Sami led him to the 3D Unit. The general took a seat and said, “Do you enjoy living in Arcadia? Very good. We all do. It is a wonderful land. But we must not take our blessings for granted. There is always the likelihood of threat, and occasionally some aggression is required. We have an unstable world and the cost of maintaining the military is rising. It is a function of the size of the economy, which as you know is shrinking, and there are other demands on funds, and government and public willingness to spend on military budgets is waning.”

He looked around conspiratorially and continued, “To run operations with our big allies, or to run smaller independent campaigns, we need certain levels of technology. I will cut to the chase. We need nuclear bombs but we can’t afford to build them. I have heard about the wonders of 3D printing. Can you fabricate some for us?”

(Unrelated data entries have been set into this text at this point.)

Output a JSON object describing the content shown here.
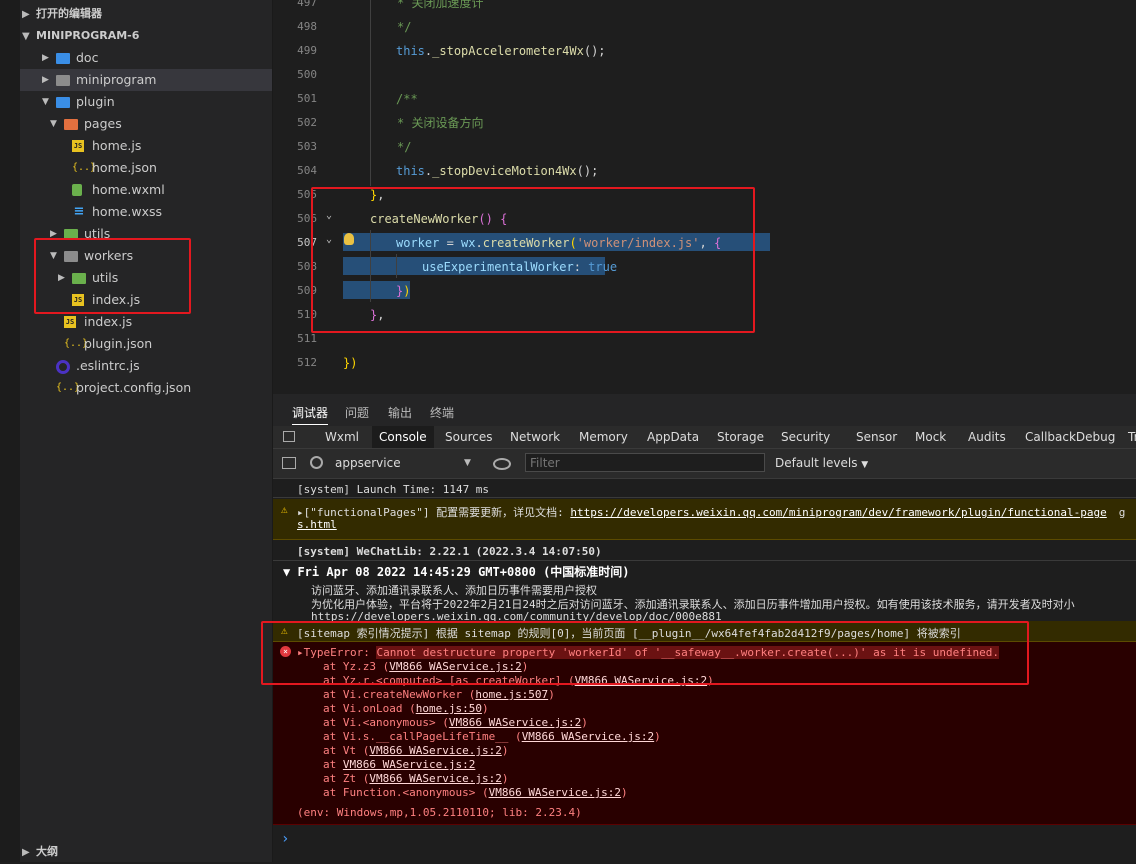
{
  "explorer": {
    "open_editors": "打开的编辑器",
    "project": "MINIPROGRAM-6",
    "outline": "大纲",
    "tree": [
      {
        "label": "doc",
        "depth": 1,
        "kind": "folder",
        "icon": "folder-doc-icon",
        "twisty": "▶"
      },
      {
        "label": "miniprogram",
        "depth": 1,
        "kind": "folder",
        "icon": "folder-icon",
        "twisty": "▶",
        "selected": true
      },
      {
        "label": "plugin",
        "depth": 1,
        "kind": "folder",
        "icon": "folder-plugin-icon",
        "twisty": "▼"
      },
      {
        "label": "pages",
        "depth": 2,
        "kind": "folder",
        "icon": "folder-pages-icon",
        "twisty": "▼"
      },
      {
        "label": "home.js",
        "depth": 3,
        "kind": "js",
        "icon": "js-file-icon"
      },
      {
        "label": "home.json",
        "depth": 3,
        "kind": "json",
        "icon": "json-file-icon"
      },
      {
        "label": "home.wxml",
        "depth": 3,
        "kind": "wxml",
        "icon": "wxml-file-icon"
      },
      {
        "label": "home.wxss",
        "depth": 3,
        "kind": "wxss",
        "icon": "wxss-file-icon"
      },
      {
        "label": "utils",
        "depth": 2,
        "kind": "folder",
        "icon": "folder-utils-icon",
        "twisty": "▶"
      },
      {
        "label": "workers",
        "depth": 2,
        "kind": "folder",
        "icon": "folder-open-icon",
        "twisty": "▼"
      },
      {
        "label": "utils",
        "depth": 3,
        "kind": "folder",
        "icon": "folder-utils-icon",
        "twisty": "▶"
      },
      {
        "label": "index.js",
        "depth": 3,
        "kind": "js",
        "icon": "js-file-icon"
      },
      {
        "label": "index.js",
        "depth": 2,
        "kind": "js",
        "icon": "js-file-icon"
      },
      {
        "label": "plugin.json",
        "depth": 2,
        "kind": "json",
        "icon": "json-file-icon"
      },
      {
        "label": ".eslintrc.js",
        "depth": 1,
        "kind": "eslint",
        "icon": "eslint-file-icon"
      },
      {
        "label": "project.config.json",
        "depth": 1,
        "kind": "json",
        "icon": "json-file-icon"
      }
    ]
  },
  "editor": {
    "lines": [
      {
        "n": "497",
        "tokens": [
          [
            "cm",
            "* 关闭加速度计"
          ]
        ]
      },
      {
        "n": "498",
        "tokens": [
          [
            "cm",
            "*/"
          ]
        ]
      },
      {
        "n": "499",
        "tokens": [
          [
            "kw",
            "this"
          ],
          [
            "pu",
            "."
          ],
          [
            "fn",
            "_stopAccelerometer4Wx"
          ],
          [
            "pu",
            "();"
          ]
        ]
      },
      {
        "n": "500",
        "tokens": []
      },
      {
        "n": "501",
        "tokens": [
          [
            "cm",
            "/**"
          ]
        ]
      },
      {
        "n": "502",
        "tokens": [
          [
            "cm",
            "* 关闭设备方向"
          ]
        ]
      },
      {
        "n": "503",
        "tokens": [
          [
            "cm",
            "*/"
          ]
        ]
      },
      {
        "n": "504",
        "tokens": [
          [
            "kw",
            "this"
          ],
          [
            "pu",
            "."
          ],
          [
            "fn",
            "_stopDeviceMotion4Wx"
          ],
          [
            "pu",
            "();"
          ]
        ]
      },
      {
        "n": "505",
        "tokens": [
          [
            "br2",
            "}"
          ],
          [
            "pu",
            ","
          ]
        ]
      },
      {
        "n": "506",
        "tokens": [
          [
            "fn",
            "createNewWorker"
          ],
          [
            "br",
            "()"
          ],
          [
            "pu",
            " "
          ],
          [
            "br",
            "{"
          ]
        ]
      },
      {
        "n": "507",
        "tokens": [
          [
            "pr",
            "worker"
          ],
          [
            "pu",
            " = "
          ],
          [
            "pr",
            "wx"
          ],
          [
            "pu",
            "."
          ],
          [
            "fn",
            "createWorker"
          ],
          [
            "br2",
            "("
          ],
          [
            "str",
            "'worker/index.js'"
          ],
          [
            "pu",
            ", "
          ],
          [
            "br",
            "{"
          ]
        ]
      },
      {
        "n": "508",
        "tokens": [
          [
            "pr",
            "useExperimentalWorker"
          ],
          [
            "pu",
            ": "
          ],
          [
            "kw",
            "true"
          ]
        ]
      },
      {
        "n": "509",
        "tokens": [
          [
            "br",
            "}"
          ],
          [
            "br2",
            ")"
          ]
        ]
      },
      {
        "n": "510",
        "tokens": [
          [
            "br",
            "}"
          ],
          [
            "pu",
            ","
          ]
        ]
      },
      {
        "n": "511",
        "tokens": []
      },
      {
        "n": "512",
        "tokens": [
          [
            "br2",
            "})"
          ]
        ]
      }
    ]
  },
  "panel": {
    "top_tabs": [
      "调试器",
      "问题",
      "输出",
      "终端"
    ],
    "dev_tabs": [
      "Wxml",
      "Console",
      "Sources",
      "Network",
      "Memory",
      "AppData",
      "Storage",
      "Security",
      "Sensor",
      "Mock",
      "Audits",
      "CallbackDebug",
      "Tr"
    ],
    "context": "appservice",
    "filter_placeholder": "Filter",
    "levels": "Default levels",
    "prompt": "›"
  },
  "console": {
    "launch_time": "[system] Launch Time: 1147 ms",
    "functional_pages": {
      "prefix": "▸[\"functionalPages\"] 配置需要更新，详见文档: ",
      "link": "https://developers.weixin.qq.com/miniprogram/dev/framework/plugin/functional-page",
      "link_cont": "s.html",
      "tail": "g"
    },
    "wechatlib": "[system] WeChatLib: 2.22.1 (2022.3.4 14:07:50)",
    "date_group": "▼ Fri Apr 08 2022 14:45:29 GMT+0800 (中国标准时间)",
    "auth_1": "访问蓝牙、添加通讯录联系人、添加日历事件需要用户授权",
    "auth_2": "为优化用户体验，平台将于2022年2月21日24时之后对访问蓝牙、添加通讯录联系人、添加日历事件增加用户授权。如有使用该技术服务，请开发者及时对小",
    "auth_3": "https://developers.weixin.qq.com/community/develop/doc/000e881",
    "sitemap": "[sitemap 索引情况提示] 根据 sitemap 的规则[0]，当前页面 [__plugin__/wx64fef4fab2d412f9/pages/home] 将被索引",
    "error_head": "▸TypeError: ",
    "error_msg": "Cannot destructure property 'workerId' of '__safeway__.worker.create(...)' as it is undefined.",
    "stack": [
      {
        "pre": "at Yz.z3 (",
        "link": "VM866 WAService.js:2",
        "post": ")"
      },
      {
        "pre": "at Yz.r.<computed> [as createWorker] (",
        "link": "VM866 WAService.js:2",
        "post": ")"
      },
      {
        "pre": "at Vi.createNewWorker (",
        "link": "home.js:507",
        "post": ")"
      },
      {
        "pre": "at Vi.onLoad (",
        "link": "home.js:50",
        "post": ")"
      },
      {
        "pre": "at Vi.<anonymous> (",
        "link": "VM866 WAService.js:2",
        "post": ")"
      },
      {
        "pre": "at Vi.s.__callPageLifeTime__ (",
        "link": "VM866 WAService.js:2",
        "post": ")"
      },
      {
        "pre": "at Vt (",
        "link": "VM866 WAService.js:2",
        "post": ")"
      },
      {
        "pre": "at ",
        "link": "VM866 WAService.js:2",
        "post": ""
      },
      {
        "pre": "at Zt (",
        "link": "VM866 WAService.js:2",
        "post": ")"
      },
      {
        "pre": "at Function.<anonymous> (",
        "link": "VM866 WAService.js:2",
        "post": ")"
      }
    ],
    "env": "(env: Windows,mp,1.05.2110110; lib: 2.23.4)"
  }
}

Sami was alarmed by the request, but also relieved. This wasn’t a job for him at all; it was a job for Alfred. He said, “Have you tried AMP Co. in the village. It is a government funded facility doing vital work. It was recently declared a Strategic National Asset. I just run the public interface here.”

“Drat!” said General Singh. “You see the results of cuts in research funding? I can’t afford a full time assistant, so looked it up myself. Now, which way is AMP Co.? My GPS software needs updating.”